Sunday, February 16, 2014

Middle of the Night **

It has been 60 years since Paddy Chayefsky's tale of a romance between a 56-year-old Jewish garment manufacturer and his pretty 24-year-old Gentile receptionist first appeared as a television drama starring E.G. Marshall and Eva Marie Saint. Two years later came the Broadway version with Edward G. Robinson and Gena Rowlands. 1959 brought the film with Frederic March and Kim Novak. Now the Keen Company's artistic director, Jonathan Silverstein, has revived the play. I was curious to see how well it has withstood the ravages of time and how well the current leads measure up to their illustrious predecessors. My answer to both questions is "not very well." In the age of Viagra, it is hard to relate to the idea that a man's life is as good as over at 56. The play's impact is also undercut by a shoestring production with three actors playing dual roles and a set (by Steven C. Kemp) that is forced to represent both the apartment of an affluent manufacturer and that of a lower middle class family. Since class difference is almost as important an issue as age difference, this double use of the set undercuts the heart of the play. Jonathan Hadary is respectable as the manufacturer, but Nicole Lowrence plays the girl as so needy that she was painful to watch. I'm not sure whether the problem is the actress or Silverstein's direction. I have seen enough of his work by now to conclude that he is better at selecting plays than at directing them. The level of the other actors varied widely. Chayefsky's writing also veers wildly between the theatrically adept and the clunky. His basic sympathy for his characters is admirable though. This material seemed to work better on television and film than on the stage. Running time: 2 hours 10 minutes, including intermission.

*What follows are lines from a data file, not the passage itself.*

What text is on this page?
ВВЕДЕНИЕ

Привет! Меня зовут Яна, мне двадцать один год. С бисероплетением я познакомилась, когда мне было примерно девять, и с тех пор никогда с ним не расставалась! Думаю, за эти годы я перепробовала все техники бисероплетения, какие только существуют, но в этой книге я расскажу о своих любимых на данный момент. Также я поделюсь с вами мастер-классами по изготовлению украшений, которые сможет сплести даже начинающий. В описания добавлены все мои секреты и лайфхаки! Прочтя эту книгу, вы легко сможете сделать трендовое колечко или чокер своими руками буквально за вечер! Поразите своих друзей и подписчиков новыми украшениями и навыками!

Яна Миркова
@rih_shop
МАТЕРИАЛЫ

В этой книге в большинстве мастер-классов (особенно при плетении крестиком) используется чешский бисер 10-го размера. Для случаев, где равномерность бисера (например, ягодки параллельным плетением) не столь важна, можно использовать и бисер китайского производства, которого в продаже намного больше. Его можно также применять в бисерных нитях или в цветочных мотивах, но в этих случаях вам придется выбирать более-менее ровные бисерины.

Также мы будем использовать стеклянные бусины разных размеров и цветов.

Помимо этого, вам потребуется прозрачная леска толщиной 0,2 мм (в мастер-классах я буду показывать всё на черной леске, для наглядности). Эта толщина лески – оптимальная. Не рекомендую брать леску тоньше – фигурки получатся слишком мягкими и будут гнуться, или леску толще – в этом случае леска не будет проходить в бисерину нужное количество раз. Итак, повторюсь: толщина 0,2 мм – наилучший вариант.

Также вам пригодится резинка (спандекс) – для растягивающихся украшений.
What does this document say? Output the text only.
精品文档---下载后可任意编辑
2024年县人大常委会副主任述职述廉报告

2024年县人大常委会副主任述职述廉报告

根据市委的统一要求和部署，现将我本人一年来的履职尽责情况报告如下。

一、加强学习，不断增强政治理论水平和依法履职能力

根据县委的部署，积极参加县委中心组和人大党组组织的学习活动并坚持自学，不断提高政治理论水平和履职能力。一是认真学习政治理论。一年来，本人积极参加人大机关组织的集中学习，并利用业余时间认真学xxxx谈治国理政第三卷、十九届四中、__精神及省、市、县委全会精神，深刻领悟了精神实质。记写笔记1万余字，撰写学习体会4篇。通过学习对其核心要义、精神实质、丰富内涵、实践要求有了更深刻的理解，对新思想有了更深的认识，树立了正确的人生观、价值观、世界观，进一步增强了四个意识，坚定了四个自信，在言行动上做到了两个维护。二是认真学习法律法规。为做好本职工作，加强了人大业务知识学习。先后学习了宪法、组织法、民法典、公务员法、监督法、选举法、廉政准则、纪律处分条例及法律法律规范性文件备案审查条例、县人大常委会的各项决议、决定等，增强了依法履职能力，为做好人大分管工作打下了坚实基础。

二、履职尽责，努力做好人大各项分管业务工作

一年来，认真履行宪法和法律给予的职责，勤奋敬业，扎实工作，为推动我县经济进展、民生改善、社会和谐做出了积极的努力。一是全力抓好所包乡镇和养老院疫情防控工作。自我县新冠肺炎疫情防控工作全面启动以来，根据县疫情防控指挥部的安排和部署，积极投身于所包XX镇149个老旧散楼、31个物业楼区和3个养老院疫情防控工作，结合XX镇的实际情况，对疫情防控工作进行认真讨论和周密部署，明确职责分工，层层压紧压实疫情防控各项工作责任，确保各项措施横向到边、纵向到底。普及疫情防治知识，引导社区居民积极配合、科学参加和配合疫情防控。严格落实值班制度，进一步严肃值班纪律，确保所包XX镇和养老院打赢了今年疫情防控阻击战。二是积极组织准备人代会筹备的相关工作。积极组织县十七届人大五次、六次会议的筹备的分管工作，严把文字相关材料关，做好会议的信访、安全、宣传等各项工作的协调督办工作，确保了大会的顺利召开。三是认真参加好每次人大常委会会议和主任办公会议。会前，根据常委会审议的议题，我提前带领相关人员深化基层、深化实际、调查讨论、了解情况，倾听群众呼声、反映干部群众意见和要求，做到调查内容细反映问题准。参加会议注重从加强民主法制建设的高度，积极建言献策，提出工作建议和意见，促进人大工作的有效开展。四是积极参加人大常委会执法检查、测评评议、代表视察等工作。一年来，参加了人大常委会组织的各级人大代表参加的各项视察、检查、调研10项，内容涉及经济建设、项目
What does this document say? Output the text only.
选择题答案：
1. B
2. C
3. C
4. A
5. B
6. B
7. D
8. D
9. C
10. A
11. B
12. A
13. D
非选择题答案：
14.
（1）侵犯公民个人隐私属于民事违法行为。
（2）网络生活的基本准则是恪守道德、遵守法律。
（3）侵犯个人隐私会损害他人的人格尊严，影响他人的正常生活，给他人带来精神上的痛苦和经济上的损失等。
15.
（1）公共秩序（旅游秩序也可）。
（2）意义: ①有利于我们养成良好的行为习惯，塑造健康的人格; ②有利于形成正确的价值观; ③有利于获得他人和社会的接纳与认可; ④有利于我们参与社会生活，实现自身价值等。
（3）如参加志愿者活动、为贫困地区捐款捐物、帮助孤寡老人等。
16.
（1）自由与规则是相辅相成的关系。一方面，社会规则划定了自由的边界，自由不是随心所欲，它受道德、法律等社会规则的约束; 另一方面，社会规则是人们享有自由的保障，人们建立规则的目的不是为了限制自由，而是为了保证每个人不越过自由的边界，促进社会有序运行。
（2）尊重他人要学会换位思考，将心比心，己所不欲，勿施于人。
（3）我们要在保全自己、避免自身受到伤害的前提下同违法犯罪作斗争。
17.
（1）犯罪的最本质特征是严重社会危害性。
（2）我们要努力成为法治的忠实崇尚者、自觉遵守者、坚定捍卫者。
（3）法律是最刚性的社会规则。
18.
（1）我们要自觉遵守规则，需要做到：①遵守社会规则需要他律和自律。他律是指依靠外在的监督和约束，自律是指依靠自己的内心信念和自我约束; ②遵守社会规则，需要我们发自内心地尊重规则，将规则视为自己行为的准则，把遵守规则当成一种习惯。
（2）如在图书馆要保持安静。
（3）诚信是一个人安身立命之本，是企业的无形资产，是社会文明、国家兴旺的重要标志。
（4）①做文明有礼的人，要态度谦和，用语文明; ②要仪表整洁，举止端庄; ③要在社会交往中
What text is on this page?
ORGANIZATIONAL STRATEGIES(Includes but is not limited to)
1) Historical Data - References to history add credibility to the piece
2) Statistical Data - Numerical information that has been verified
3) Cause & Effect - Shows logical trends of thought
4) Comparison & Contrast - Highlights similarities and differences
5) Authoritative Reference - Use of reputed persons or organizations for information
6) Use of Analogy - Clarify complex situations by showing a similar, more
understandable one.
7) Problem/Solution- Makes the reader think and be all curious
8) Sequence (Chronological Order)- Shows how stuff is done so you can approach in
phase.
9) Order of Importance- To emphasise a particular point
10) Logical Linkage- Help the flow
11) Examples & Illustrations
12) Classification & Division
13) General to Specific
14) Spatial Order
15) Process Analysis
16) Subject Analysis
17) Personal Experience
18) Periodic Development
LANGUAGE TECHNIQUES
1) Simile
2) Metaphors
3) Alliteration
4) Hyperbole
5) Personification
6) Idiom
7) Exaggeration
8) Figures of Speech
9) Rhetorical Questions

Wednesday, November 28, 2012

Golden Boy ***

(Please click on the title to see the complete review.)
Lincoln Center Theater's lavish 75th anniversary production of this Clifford Odets classic is now in previews at the Belasco Theatre. The cast of 19, directed by Bartlett Sher, features such stalwarts as Tony Shalhoub, Danny Burstein and Jonathan Hadary, whose topnotch performances were, for me,  the main reason to see the play. Lucas Caleb Rooney, Dagmara Dominczyk and Michael Aronov are fine as Joe Bonaparte's brother, sister and brother-in-law respectively. Anthony Crivello is appropriately menacing as Eddie Fuselli. Yvonne Strahovski (Hanna on Dexter) makes an impressive debut as Lorna Moon. Danny Mastrogiorgio seemed a bit shaky as Joe's manager. And then there's Seth Numrich as Joe. Let me just say that he is not an obvious choice for the part. He is too big to be plausible as a welterweight, he doesn't look remotely Italian and his acting is outclassed by his fellow cast members. It is a tribute to the overall excellence of the production that this weakness does not seriously harm it. Michael Yeargan's multiple sets are excellent and Catherine Zuber's costumes are superb. I was surprised that the play did not seem as dated as I had expected and that Odets had managed to keep his usual sermonizing mostly in check until the third act. The ending is rather flat. Nevertheless, I enjoyed the evening more than I expected to. Running time: 2 hours, 50 minutes, including two intermissions.